Senior Infrastructure Monitoring Engineer
About the Role:
We are seeking an experienced and detail-oriented Senior Infrastructure Monitoring Engineer to join our growing MSP team. In this client-facing role, you will be responsible for managing infrastructure monitoring, backup systems, and remote management tools across a diverse client base. You’ll play a critical role in keeping systems stable, secure, and backed up — delivering proactive support and technical leadership across a range of technologies.
Key Responsibilities:
* Oversee monitoring and alerting infrastructure across multiple client environments, ensuring alerts are efficiently triaged and addressed via ticketing systems
* Administer and support backup and disaster recovery solutions including Acronis, Datto, and Azure Backup, with regular validation and recovery testing.

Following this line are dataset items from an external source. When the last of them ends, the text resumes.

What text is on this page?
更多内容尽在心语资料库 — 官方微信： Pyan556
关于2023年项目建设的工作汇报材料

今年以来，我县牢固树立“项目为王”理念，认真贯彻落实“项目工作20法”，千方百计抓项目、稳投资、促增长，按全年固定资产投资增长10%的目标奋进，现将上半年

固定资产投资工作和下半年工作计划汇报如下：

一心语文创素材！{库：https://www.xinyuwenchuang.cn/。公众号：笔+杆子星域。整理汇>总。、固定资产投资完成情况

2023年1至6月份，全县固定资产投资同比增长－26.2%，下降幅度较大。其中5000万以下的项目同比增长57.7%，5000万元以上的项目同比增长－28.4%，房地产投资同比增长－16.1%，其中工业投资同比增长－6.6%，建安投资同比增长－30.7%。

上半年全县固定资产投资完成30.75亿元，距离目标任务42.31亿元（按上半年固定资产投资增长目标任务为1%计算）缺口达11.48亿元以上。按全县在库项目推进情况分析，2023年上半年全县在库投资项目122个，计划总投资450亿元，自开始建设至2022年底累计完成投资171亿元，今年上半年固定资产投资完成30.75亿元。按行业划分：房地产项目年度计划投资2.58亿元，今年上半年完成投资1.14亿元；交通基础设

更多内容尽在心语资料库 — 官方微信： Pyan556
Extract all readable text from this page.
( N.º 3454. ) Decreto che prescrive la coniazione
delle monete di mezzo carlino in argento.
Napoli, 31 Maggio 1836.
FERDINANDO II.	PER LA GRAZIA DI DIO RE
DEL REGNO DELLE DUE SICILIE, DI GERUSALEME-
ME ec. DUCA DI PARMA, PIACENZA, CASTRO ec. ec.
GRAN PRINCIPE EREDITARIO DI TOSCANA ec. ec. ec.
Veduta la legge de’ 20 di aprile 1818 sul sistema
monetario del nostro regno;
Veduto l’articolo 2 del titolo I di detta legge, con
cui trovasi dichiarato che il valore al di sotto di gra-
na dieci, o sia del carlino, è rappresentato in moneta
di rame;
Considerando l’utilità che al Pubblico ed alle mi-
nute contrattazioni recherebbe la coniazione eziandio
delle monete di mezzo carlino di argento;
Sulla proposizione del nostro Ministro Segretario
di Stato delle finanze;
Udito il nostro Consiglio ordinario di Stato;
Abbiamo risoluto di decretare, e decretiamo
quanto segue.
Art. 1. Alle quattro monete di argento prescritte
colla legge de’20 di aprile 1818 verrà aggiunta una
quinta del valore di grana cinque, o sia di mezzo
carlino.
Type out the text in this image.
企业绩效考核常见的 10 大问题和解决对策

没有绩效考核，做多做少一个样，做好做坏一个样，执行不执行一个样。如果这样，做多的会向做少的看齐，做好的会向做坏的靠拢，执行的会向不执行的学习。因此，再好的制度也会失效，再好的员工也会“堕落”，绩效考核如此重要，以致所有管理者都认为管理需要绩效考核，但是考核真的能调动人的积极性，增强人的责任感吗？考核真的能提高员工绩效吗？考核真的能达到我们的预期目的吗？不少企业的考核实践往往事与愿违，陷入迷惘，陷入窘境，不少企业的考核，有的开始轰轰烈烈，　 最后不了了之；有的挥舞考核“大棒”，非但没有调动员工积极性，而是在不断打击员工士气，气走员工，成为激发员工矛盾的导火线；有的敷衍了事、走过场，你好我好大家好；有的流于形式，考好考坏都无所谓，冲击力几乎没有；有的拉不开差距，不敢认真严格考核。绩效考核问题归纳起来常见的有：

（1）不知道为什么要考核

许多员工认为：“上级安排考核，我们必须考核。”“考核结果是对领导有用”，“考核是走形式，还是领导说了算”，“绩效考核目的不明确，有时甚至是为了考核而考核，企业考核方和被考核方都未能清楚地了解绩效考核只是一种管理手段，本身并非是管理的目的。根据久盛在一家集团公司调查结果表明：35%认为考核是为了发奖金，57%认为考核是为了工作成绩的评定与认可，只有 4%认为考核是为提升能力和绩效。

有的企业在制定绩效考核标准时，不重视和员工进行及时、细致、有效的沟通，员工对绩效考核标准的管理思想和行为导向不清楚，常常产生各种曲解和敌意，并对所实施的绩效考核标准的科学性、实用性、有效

* Configure, maintain, and optimize Remote Monitoring and Management (RMM) tools ConnectWise Asio including scripting, alert policies, patch management, and automation workflows.

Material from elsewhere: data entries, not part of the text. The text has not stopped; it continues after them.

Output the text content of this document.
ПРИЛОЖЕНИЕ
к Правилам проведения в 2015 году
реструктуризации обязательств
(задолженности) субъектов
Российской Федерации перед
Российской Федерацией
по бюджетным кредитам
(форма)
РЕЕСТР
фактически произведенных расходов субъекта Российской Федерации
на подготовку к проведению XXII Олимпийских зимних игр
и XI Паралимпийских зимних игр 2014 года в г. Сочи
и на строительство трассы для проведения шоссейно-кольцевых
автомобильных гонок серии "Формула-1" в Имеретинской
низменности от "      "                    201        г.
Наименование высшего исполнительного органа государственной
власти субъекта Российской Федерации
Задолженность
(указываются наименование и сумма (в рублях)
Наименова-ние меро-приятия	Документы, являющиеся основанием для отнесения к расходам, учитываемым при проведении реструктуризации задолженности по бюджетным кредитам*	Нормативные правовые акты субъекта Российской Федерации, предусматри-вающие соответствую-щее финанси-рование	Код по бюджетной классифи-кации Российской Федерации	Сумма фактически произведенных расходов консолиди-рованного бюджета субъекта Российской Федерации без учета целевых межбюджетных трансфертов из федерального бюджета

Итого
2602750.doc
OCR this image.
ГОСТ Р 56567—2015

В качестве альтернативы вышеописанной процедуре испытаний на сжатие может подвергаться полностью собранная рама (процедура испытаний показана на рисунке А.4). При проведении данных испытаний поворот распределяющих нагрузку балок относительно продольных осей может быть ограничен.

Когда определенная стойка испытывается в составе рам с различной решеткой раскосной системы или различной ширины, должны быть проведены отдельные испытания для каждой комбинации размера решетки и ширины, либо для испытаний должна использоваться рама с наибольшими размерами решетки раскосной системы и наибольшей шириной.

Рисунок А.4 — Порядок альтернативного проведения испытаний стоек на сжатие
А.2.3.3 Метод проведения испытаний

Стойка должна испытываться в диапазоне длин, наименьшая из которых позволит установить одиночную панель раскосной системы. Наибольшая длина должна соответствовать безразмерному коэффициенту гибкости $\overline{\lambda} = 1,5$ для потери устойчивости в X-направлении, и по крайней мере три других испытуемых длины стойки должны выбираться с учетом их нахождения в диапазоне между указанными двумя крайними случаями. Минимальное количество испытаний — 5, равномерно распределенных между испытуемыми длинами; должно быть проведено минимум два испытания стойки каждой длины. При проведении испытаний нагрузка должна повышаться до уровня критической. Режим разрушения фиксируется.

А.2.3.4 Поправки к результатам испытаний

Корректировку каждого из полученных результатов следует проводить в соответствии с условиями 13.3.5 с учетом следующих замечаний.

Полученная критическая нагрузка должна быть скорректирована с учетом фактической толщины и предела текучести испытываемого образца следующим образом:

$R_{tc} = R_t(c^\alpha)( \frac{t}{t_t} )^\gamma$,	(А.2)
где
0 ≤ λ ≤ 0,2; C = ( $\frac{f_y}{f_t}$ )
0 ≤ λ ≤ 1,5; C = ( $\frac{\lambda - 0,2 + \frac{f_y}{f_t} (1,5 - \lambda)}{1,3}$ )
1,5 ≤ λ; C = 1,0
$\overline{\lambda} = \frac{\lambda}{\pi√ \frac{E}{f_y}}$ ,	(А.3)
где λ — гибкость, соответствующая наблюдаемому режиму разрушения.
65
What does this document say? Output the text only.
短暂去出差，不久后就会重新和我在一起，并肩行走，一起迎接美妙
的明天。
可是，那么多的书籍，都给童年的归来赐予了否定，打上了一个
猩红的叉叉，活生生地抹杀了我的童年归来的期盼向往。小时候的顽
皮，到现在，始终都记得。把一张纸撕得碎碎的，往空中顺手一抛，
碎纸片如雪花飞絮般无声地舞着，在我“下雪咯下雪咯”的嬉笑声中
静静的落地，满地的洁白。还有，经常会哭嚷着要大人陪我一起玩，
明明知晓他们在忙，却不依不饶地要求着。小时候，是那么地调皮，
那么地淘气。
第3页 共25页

* Tune monitoring platforms to reduce noise and increase issue visibility.
* Analyze logs, metrics, and performance data to proactively identify and remediate infrastructure issues.

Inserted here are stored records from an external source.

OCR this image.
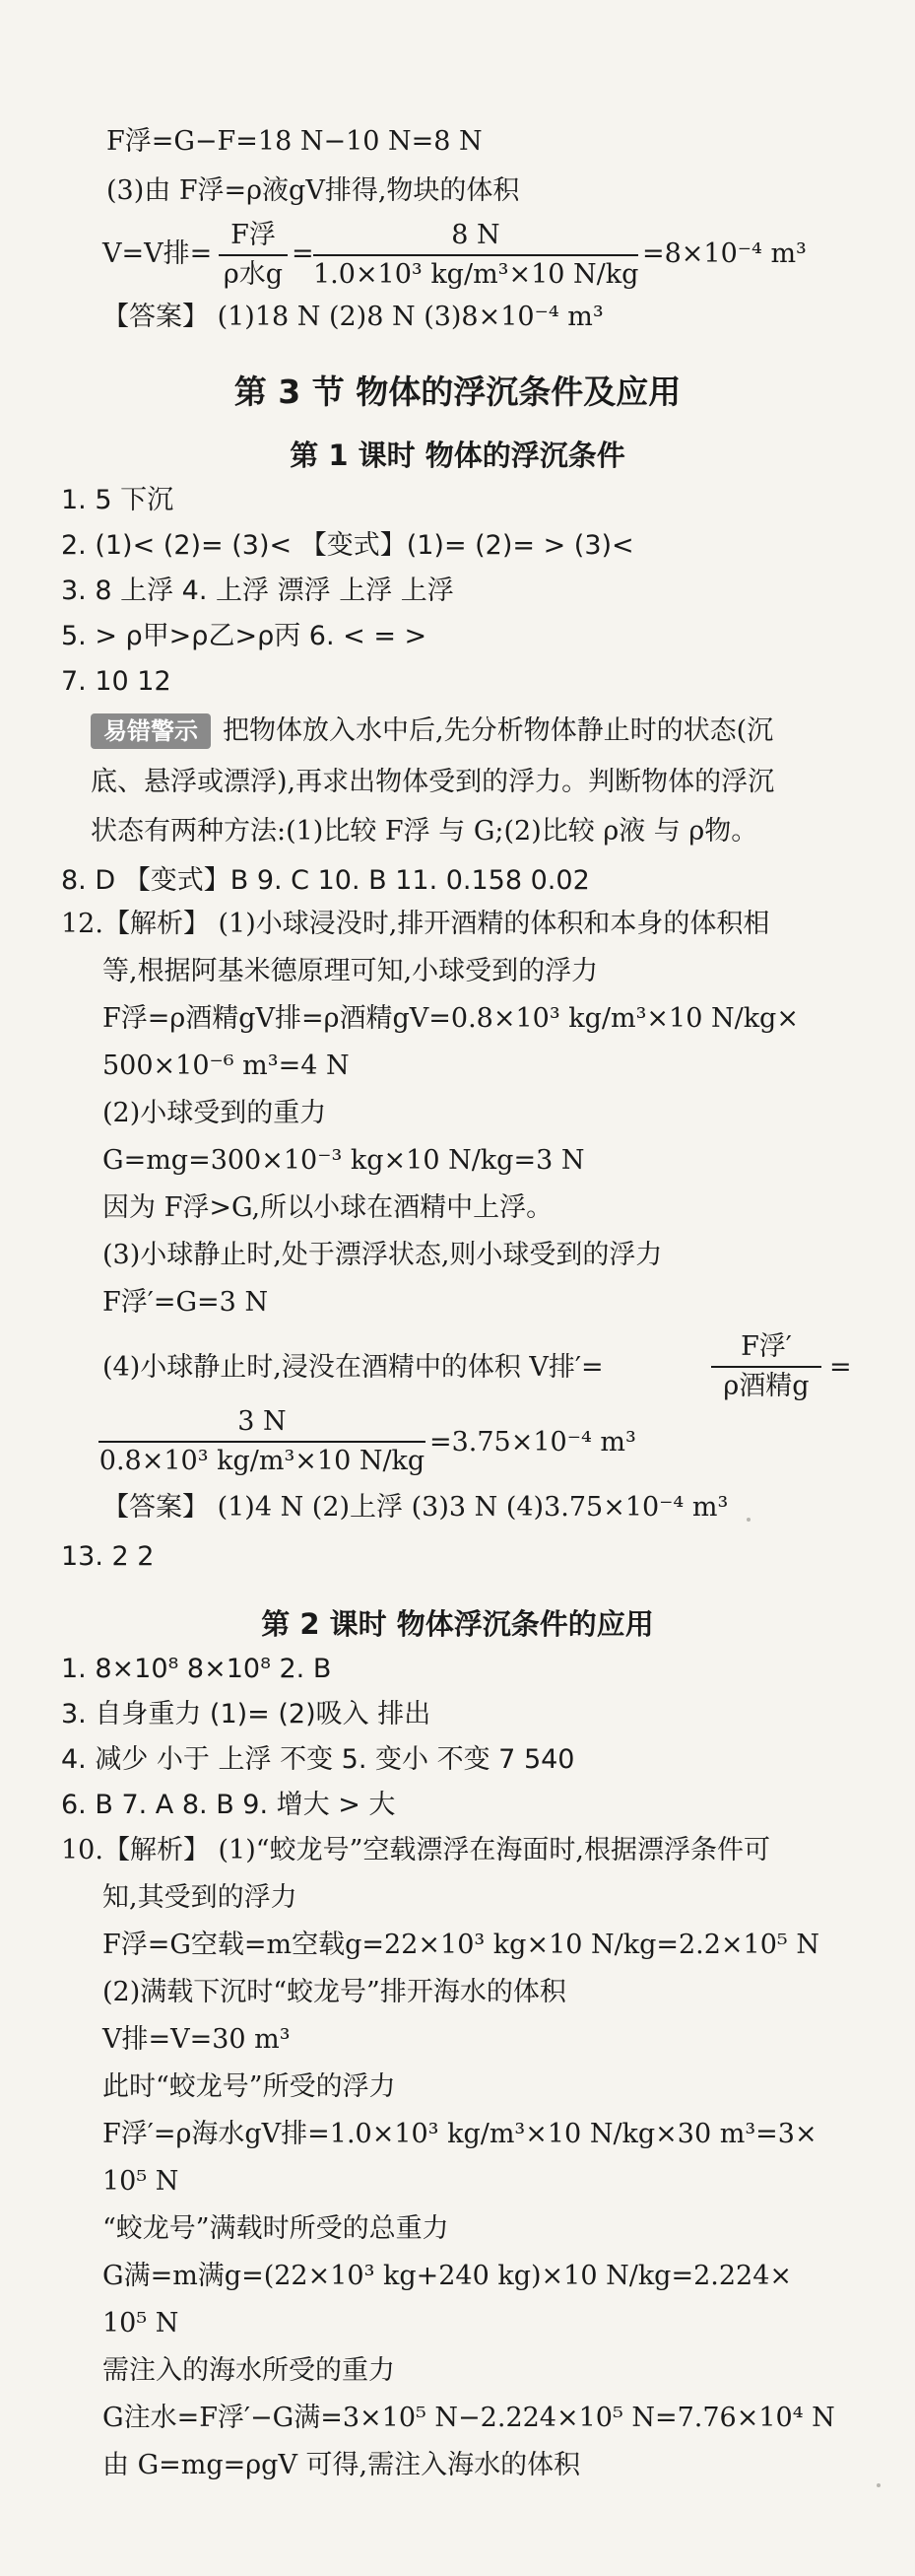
F浮=G−F=18 N−10 N=8 N
(3)由 F浮=ρ液gV排得,物块的体积
V=V排=
F浮
ρ水g
= $\frac{8 N}{\text{1.0×10³ kg/m³×10 N/kg}} =8\times 10^{-4}$ m³
【答案】 (1)18 N (2)8 N (3)8×10⁻⁴ m³
第 3 节 物体的浮沉条件及应用
第 1 课时 物体的浮沉条件
1. 5 下沉
2. (1)< (2)= (3)< 【变式】(1)= (2)= > (3)<
3. 8 上浮 4. 上浮 漂浮 上浮 上浮
5. > ρ甲>ρ乙>ρ丙 6. < = >
7. 10 12
易错警示 把物体放入水中后,先分析物体静止时的状态(沉
底、悬浮或漂浮),再求出物体受到的浮力。判断物体的浮沉
状态有两种方法:(1)比较 F浮 与 G;(2)比较 ρ液 与 ρ物。
8. D 【变式】B 9. C 10. B 11. 0.158 0.02
12.【解析】 (1)小球浸没时,排开酒精的体积和本身的体积相
等,根据阿基米德原理可知,小球受到的浮力
F浮=ρ酒精gV排=ρ酒精gV=0.8×10³ kg/m³×10 N/kg×
500×10⁻⁶ m³=4 N
(2)小球受到的重力
G=mg=300×10⁻³ kg×10 N/kg=3 N
因为 F浮>G,所以小球在酒精中上浮。
(3)小球静止时,处于漂浮状态,则小球受到的浮力
F浮′=G=3 N
(4)小球静止时,浸没在酒精中的体积 V排′=
F浮′
ρ酒精g
=
$\frac{3 N}{\text{0.8×10³ kg/m³×10 N/kg}} =3.75\times 10^{-4}$ m³
【答案】 (1)4 N (2)上浮 (3)3 N (4)3.75×10⁻⁴ m³
13. 2 2
第 2 课时 物体浮沉条件的应用
1. 8×10⁸ 8×10⁸ 2. B
3. 自身重力 (1)= (2)吸入 排出
4. 减少 小于 上浮 不变 5. 变小 不变 7 540
6. B 7. A 8. B 9. 增大 > 大
10.【解析】 (1)“蛟龙号”空载漂浮在海面时,根据漂浮条件可
知,其受到的浮力
F浮=G空载=m空载g=22×10³ kg×10 N/kg=2.2×10⁵ N
(2)满载下沉时“蛟龙号”排开海水的体积
V排=V=30 m³
此时“蛟龙号”所受的浮力
F浮′=ρ海水gV排=1.0×10³ kg/m³×10 N/kg×30 m³=3×
10⁵ N
“蛟龙号”满载时所受的总重力
G满=m满g=(22×10³ kg+240 kg)×10 N/kg=2.224×
10⁵ N
需注入的海水所受的重力
G注水=F浮′−G满=3×10⁵ N−2.224×10⁵ N=7.76×10⁴ N
由 G=mg=ρgV 可得,需注入海水的体积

* Collaborate closely with the secure networks, service desk, and technical teams for escalations and high-priority incident resolution.
* Build and maintain client-specific dashboards and reports reflecting system health, performance, and backup status.
* Document procedures, standards, and best practices for monitoring, backup, and RMM administration.
* Participate in on-call rotation and assist with after-hours incident response as needed.
Requirements:
* Familiarity with administering and configuring RMM platforms like ConnectWise Automate, N-able, or Kaseya.
* Experience managing monitoring tools in multi-tenant environments.
* Strong hands-on experience with backup solutions Acronis, Datto, and Azure Backup.
* Working knowledge of Windows Server and Linux, cloud platforms (especially Azure), and networking fundamentals.
* Scripting experience (PowerShell, Bash, or Python) for task automation and custom RMM scripting.
* Strong troubleshooting and communication skills, with the ability to balance multiple client environments.
Nice to Haves:
* Experience with PSA tools (e.g., ConnectWise Manage, Autotask).
* Certifications such as Microsoft Azure Administrator, CompTIA Server+/Network+, or vendor-specific RMM certifications.
* Understanding of compliance standards (HIPAA, SOC 2, GDPR) and how they relate to monitoring and backups.